Consumer debt has risen, but so have incomes. Healthy wage growth may offset concerns that record consumer debt could weigh on retail sales and restrain retailer expansion.
- Auto debt has reached a record $1.7 trillion, credit card debt has moved up to a record $1.2 trillion, and total household debt has risen to a record $18.5 trillion
- When measured as a percentage of income, auto debt is 5.5 percent, credit card debt is 4.1 percent, and total household debt is 61.3 percent — all near or below long-term averages.
- While total debt in absolute terms is high, when rising income levels are factored in, the debt load is not as severe as it seems.

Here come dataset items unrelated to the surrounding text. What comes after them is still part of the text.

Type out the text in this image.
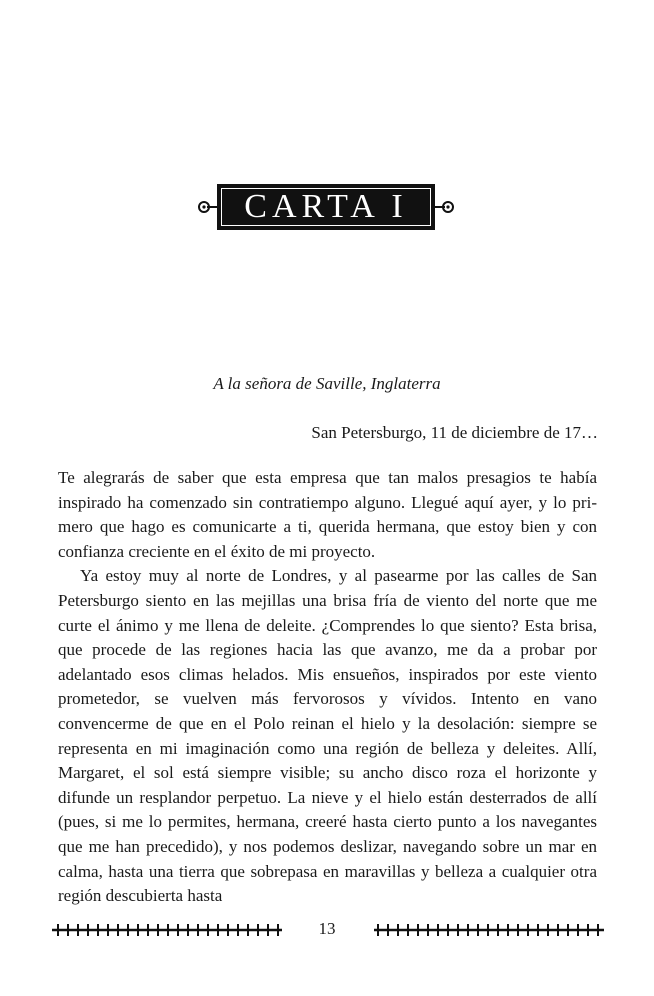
CARTA I
A la señora de Saville, Inglaterra
San Petersburgo, 11 de diciembre de 17…

Te alegrarás de saber que esta empresa que tan malos presagios te había inspirado ha comenzado sin contratiempo alguno. Llegué aquí ayer, y lo primero que hago es comunicarte a ti, querida hermana, que estoy bien y con confianza creciente en el éxito de mi proyecto.

Ya estoy muy al norte de Londres, y al pasearme por las calles de San Petersburgo siento en las mejillas una brisa fría de viento del norte que me curte el ánimo y me llena de deleite. ¿Comprendes lo que siento? Esta brisa, que procede de las regiones hacia las que avanzo, me da a probar por adelantado esos climas helados. Mis ensueños, inspirados por este viento prometedor, se vuelven más fervorosos y vívidos. Intento en vano convencerme de que en el Polo reinan el hielo y la desolación: siempre se representa en mi imaginación como una región de belleza y deleites. Allí, Margaret, el sol está siempre visible; su ancho disco roza el horizonte y difunde un resplandor perpetuo. La nieve y el hielo están desterrados de allí (pues, si me lo permites, hermana, creeré hasta cierto punto a los navegantes que me han precedido), y nos podemos deslizar, navegando sobre un mar en calma, hasta una tierra que sobrepasa en maravillas y belleza a cualquier otra región descubierta hasta

13
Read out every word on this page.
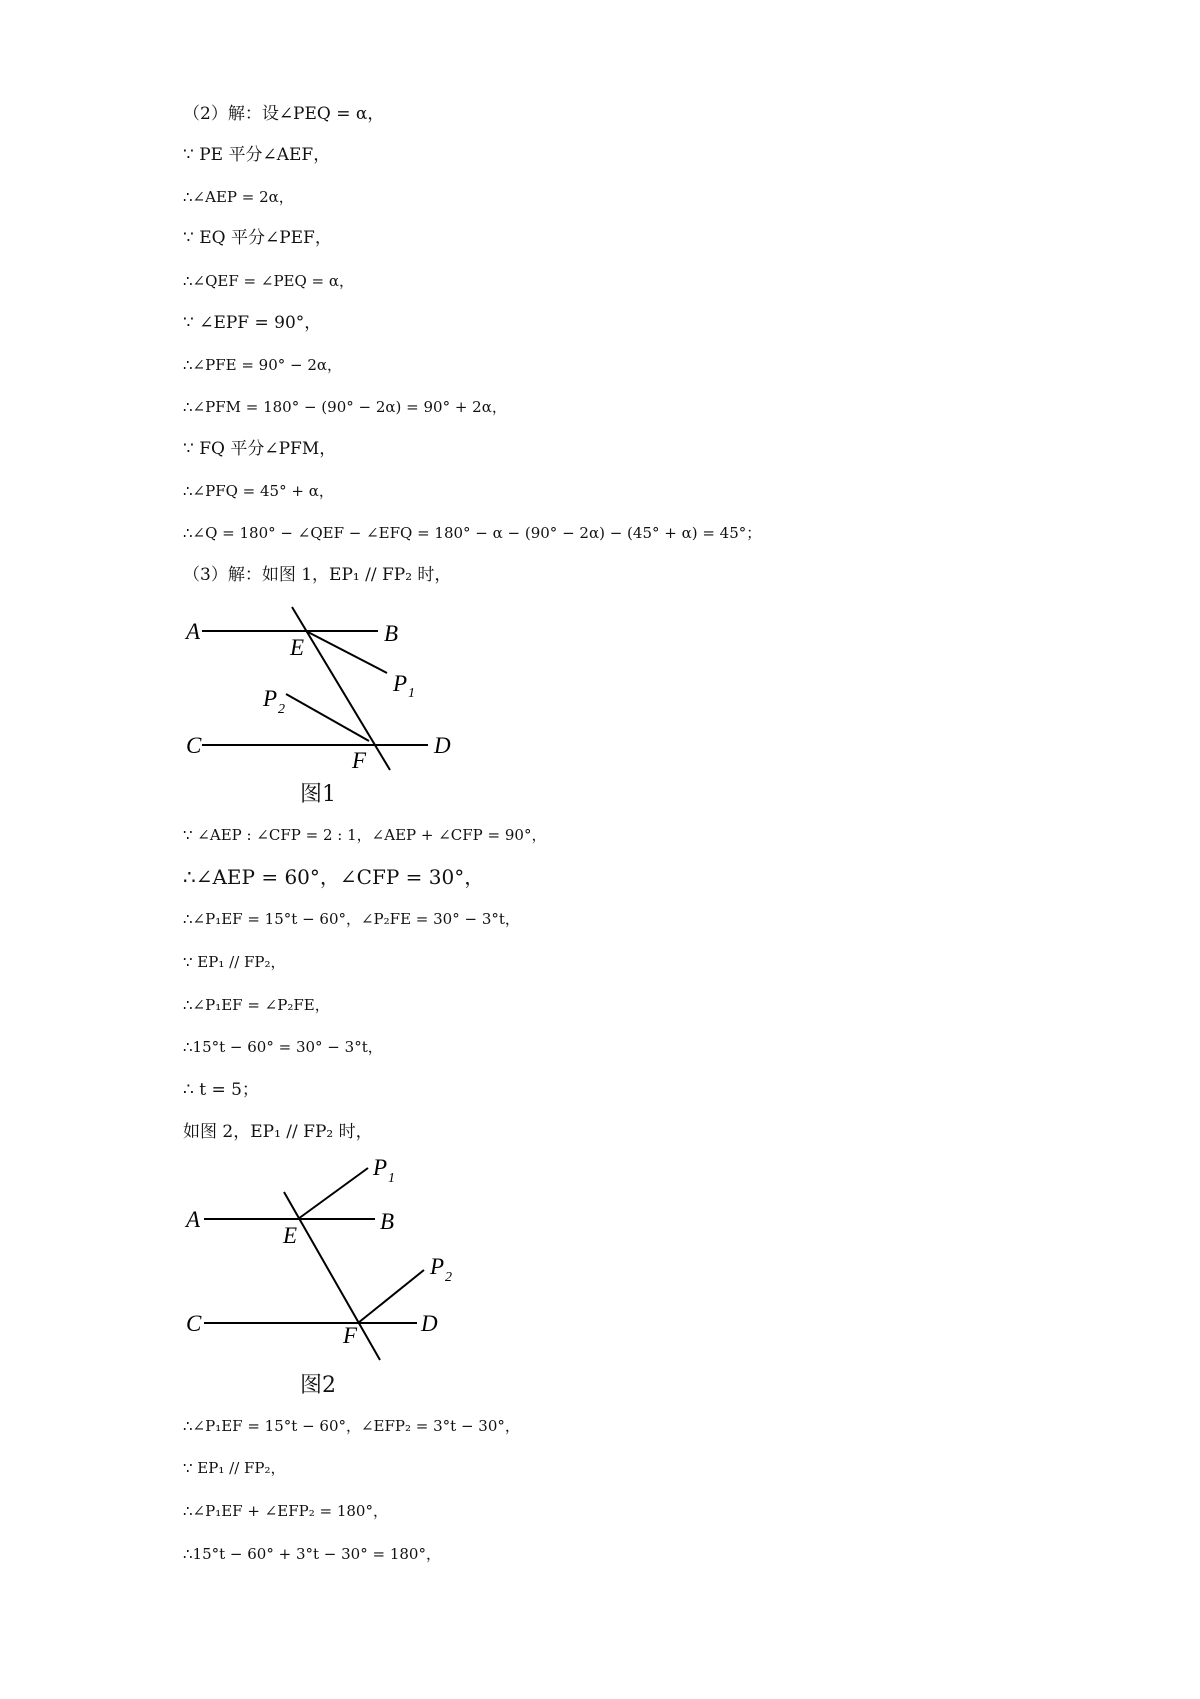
（2）解：设∠PEQ = α，
∵ PE 平分∠AEF，
∴∠AEP = 2α，
∵ EQ 平分∠PEF，
∴∠QEF = ∠PEQ = α，
∵ ∠EPF = 90°，
∴∠PFE = 90° − 2α，
∴∠PFM = 180° − (90° − 2α) = 90° + 2α，
∵ FQ 平分∠PFM，
∴∠PFQ = 45° + α，
∴∠Q = 180° − ∠QEF − ∠EFQ = 180° − α − (90° − 2α) − (45° + α) = 45°；
（3）解：如图 1，EP₁ // FP₂ 时，
A	B
E
P 1
P 2
C	D
F
图1
∵ ∠AEP : ∠CFP = 2 : 1，∠AEP + ∠CFP = 90°，
∴∠AEP = 60°，∠CFP = 30°，
∴∠P₁EF = 15°t − 60°，∠P₂FE = 30° − 3°t，
∵ EP₁ // FP₂，
∴∠P₁EF = ∠P₂FE，
∴15°t − 60° = 30° − 3°t，
∴ t = 5；
如图 2，EP₁ // FP₂ 时，
A	B
E
P 1
P 2
C	D
F
图2
∴∠P₁EF = 15°t − 60°，∠EFP₂ = 3°t − 30°，
∵ EP₁ // FP₂，
∴∠P₁EF + ∠EFP₂ = 180°，
∴15°t − 60° + 3°t − 30° = 180°，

- Worker shortages have restrained return-to-office efforts.
- Moreover, total savings, including money market funds, reached a record $25.4 trillion in the third quarter of 2025. That's up 4 percent from last year, suggesting consumers are not broadly under duress, which is aiding retail as it enters 2026.
Investment trajectory bullish. Retail investment sentiment, though tempered by policy uncertainty, remains positive entering 2026, as stabilized cap rates and elevated transaction activity outweigh modest vacancy increases.
- Although aggregate vacancy rates may tick up nominally in 2026 and rent growth may be modest, retail property investors remain optimistic.
- In aggregate, cap rates have stabilized around 6.8 percent.
- Single-tenant retail cap rates remained in the mid-6 percent band on average, while the mean multi-tenant retail cap rate stayed closer to the mid-7 percent range.
- Total retail investment activity reiterates investor optimism, with last year's transactions running 12 percent higher than the average for 2014 to 2019. Momentum may carry into 2026
- While tariff-driven uncertainty could weigh on retailers' expansion plans and some consumers face financial pressure, the retail commercial real estate sector remains well positioned for growth in 2026.
- With federal policies remaining unpredictable, however, new headwinds could emerge.